Rohit Chopra, a professor at Santa Clara University, has reason not to take himself too seriously

Rohit Chopra, a professor at Santa Clara University, has reason not to take himself too seriously

Chopra stumbled into the field in 1998, after a master’s in literature from Bombay University, when his job search led him to Rediff.com, an early internet media player in India. “Rediff began as a web solutions company that accidentally forayed into journalism when it posted a cricket report online, drawing a huge response from non-resident Indians,” says Chopra.

He was particularly interested in the enormous traction that three Hindu right-wing columnists at Rediff drew from overseas Indians. “One such column by Varsha Bhosle, daughter of Indian singer Asha Bhosle, justified the murder of missionary Graham Staines and his two children. I was suddenly exposed to extreme right-wing views I had never seen in the media before,” says Chopra, who says Rediff unwittingly played a role in the creation of the Hindu right on the internet.
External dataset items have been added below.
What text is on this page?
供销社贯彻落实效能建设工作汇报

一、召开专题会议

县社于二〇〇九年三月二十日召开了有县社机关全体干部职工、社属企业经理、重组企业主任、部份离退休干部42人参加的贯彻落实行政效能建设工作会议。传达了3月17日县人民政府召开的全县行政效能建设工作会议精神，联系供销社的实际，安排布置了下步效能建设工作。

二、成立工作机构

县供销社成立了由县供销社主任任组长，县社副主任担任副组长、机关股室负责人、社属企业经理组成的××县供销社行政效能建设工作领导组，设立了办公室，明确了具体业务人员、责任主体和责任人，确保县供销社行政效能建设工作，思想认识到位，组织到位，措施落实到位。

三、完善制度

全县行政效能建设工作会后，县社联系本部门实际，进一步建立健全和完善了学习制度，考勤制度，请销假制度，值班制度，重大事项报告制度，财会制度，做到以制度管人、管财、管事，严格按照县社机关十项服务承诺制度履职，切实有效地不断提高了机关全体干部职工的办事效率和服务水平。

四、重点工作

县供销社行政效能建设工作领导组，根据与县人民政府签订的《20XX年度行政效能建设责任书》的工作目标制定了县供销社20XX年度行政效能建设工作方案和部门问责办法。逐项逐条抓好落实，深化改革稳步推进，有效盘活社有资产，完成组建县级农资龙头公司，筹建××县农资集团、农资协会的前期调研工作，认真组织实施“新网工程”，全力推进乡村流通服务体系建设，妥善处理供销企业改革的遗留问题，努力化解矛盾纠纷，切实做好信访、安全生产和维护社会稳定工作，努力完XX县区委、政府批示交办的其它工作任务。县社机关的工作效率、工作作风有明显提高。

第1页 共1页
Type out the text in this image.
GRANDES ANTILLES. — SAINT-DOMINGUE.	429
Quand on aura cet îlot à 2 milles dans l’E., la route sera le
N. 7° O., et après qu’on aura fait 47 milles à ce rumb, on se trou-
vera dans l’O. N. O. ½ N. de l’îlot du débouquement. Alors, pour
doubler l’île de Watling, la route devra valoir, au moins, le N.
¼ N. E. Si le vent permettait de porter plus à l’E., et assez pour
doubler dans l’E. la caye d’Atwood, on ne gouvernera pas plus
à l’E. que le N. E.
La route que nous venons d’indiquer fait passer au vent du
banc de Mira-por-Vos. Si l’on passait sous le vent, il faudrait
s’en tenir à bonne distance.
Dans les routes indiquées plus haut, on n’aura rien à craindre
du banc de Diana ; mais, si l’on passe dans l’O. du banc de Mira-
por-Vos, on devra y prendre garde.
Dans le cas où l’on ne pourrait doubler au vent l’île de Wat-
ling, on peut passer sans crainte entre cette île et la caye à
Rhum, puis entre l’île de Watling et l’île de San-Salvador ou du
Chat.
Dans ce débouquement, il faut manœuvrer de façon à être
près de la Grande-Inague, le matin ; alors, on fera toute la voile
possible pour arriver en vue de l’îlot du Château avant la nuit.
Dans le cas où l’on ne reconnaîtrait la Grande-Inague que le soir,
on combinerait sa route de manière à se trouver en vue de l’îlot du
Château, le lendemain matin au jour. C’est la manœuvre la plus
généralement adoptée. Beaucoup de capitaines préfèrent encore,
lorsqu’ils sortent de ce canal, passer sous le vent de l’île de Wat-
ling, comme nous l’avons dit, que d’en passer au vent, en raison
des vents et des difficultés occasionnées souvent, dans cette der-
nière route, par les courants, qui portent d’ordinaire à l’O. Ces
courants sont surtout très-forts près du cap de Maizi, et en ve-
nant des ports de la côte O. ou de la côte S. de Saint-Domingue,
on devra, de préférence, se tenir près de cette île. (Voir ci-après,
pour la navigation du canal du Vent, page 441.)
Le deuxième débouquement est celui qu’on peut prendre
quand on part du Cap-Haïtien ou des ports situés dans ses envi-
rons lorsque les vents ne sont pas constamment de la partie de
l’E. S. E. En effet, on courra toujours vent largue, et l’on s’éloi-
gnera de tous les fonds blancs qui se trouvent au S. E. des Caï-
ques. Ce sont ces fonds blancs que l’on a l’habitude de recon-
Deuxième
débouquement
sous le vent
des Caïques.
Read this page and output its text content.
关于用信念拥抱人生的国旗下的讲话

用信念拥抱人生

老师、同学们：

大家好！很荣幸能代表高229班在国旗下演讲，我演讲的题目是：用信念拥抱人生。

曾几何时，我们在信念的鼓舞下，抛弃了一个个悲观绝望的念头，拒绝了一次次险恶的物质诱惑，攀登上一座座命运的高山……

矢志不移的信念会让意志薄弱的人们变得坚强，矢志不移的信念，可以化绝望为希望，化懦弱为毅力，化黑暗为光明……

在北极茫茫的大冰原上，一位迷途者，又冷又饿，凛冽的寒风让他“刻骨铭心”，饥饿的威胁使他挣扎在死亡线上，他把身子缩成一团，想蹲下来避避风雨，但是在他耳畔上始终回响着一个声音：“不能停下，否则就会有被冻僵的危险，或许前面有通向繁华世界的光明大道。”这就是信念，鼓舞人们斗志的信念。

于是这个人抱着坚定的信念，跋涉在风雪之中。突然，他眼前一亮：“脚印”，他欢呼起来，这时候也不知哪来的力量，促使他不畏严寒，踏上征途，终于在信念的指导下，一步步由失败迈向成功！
“From very early on, Hindu nationalists saw the internet as a space to be battled for against secular forces. They felt the print and electronic media had been taken over by seculars,” says Chopra. He likens the structure of the Hindu right to the amorphous structure of the internet itself, with the Rashtriya Swayamsevak Sangh as the mothership loosely associated with a range of organisations.

He moved to the US to study online expressions of Hindu nationalism at Emory University in Atlanta. Every time he visited desi internet chatrooms, he found the conversation eventually devolved into arguments between Hindu nationalists and secular liberals. This gave him a window into what he wanted to study.